Untuk memaksimalkan pakan ayam yaitu dengan menggunakan alat pakan yang berkualitas sehingga bisa membantu mempercepat proses pertumbuhan pada ayam. Dengan peralatan pakan yang berkualitas akan meminimalkan jumlah porsi pakan yang terbuang sehingga pemberian pakan sesuai porsinya akan lebih terasa efektif. Dan oleh karena itu para peternak harus pandai-pandai dalam memilih peralatan pakan ternak ayam yang berkualitas walaupun dengan harga yang relatif mahal.

 

6. Penempatan Tempat Minum

Selain peralatan pakan, keberadaan tempat minum juga harus diperhatikan secara seksama terutama untuk letak penempatan tempat minum ayam yang akurat.
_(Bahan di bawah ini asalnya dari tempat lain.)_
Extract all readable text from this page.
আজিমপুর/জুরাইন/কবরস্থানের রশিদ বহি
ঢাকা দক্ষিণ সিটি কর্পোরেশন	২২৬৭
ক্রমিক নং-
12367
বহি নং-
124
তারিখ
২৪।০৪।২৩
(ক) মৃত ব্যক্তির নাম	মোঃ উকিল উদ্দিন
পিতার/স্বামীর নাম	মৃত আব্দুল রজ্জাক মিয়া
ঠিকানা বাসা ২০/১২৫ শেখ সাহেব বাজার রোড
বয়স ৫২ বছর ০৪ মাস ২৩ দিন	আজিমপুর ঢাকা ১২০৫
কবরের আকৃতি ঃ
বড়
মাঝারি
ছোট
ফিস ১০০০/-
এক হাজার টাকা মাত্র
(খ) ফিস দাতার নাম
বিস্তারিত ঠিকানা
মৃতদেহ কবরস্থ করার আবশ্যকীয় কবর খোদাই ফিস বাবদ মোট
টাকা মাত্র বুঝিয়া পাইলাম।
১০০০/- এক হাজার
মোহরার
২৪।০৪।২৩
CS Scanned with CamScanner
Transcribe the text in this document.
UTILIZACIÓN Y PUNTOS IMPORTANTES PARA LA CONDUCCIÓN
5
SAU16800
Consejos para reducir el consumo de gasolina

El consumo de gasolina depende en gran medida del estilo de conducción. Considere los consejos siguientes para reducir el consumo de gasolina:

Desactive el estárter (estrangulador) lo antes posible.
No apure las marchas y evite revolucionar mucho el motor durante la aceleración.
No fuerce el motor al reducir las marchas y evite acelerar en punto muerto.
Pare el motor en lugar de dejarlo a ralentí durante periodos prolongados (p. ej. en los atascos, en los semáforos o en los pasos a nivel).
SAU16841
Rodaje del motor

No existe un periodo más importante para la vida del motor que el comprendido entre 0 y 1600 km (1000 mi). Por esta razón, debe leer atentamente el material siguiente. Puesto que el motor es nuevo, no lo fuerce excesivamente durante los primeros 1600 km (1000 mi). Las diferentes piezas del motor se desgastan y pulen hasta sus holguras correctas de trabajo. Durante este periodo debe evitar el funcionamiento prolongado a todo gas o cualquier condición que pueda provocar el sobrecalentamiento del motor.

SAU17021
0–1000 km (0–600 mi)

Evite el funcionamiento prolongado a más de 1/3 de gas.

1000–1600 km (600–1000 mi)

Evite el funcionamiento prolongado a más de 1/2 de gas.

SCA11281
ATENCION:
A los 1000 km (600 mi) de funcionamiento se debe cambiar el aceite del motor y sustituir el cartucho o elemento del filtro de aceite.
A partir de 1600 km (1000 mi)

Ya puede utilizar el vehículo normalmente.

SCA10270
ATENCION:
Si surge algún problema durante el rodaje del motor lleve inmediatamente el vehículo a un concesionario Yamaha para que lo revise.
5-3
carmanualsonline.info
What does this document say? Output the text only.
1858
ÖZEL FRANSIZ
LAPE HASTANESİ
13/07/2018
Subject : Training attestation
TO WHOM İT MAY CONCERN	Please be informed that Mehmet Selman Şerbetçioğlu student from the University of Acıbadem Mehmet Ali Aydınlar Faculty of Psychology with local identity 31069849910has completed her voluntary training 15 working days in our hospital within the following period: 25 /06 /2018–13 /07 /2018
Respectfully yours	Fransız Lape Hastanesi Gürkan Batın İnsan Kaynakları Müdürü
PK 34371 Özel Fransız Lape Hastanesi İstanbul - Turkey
Apabila terdapat penempatan tempat minum yang terlalu dekat dengan keberadaan tempat pakan ternyata malah bisa menyebabkan air berpindah pada tempat pakan sehingga menyebabkan pakan ayam menjadi lebih cepat membusuk.Pakan yang membusuk sendiri memiliki kualitas rendah yang bisa memperlambat pertumbuhan ayam karena dalam kondisi tidak sehat serta beracun, dan oleh karena itu penempatan tempat minum letaknya harus cukup jauh dari lokasi tempat pakan.

 

7. Penggunaan Vitamin Tambahan

Untuk penggunaan vitamin tambahan biasanya harus sesuai dengan dosis yang tertera, apabila pemberian vitamin disini terlalu banyak ataupun melebihi dosis yang tertera dapat menyebabkan ayam terkena penyakit mencret karena vitamin yang diberikan tidak terserap secara sempurna oleh tubuh ayam.Pada sejatinya tubuh ayam sama seperti tubuh pada manusia, apabila kebutuhan vitamin yang diberikan ataupun dimasukkan sudah dirasa cukup maka yang lainnya akan dibuang otomatis melalui air seni. Hal demikian justru akan menambah kinerja ginjal pada ayam serta akan memperberat apabila memakai obat-obatan dalam waktu secara bersamaan.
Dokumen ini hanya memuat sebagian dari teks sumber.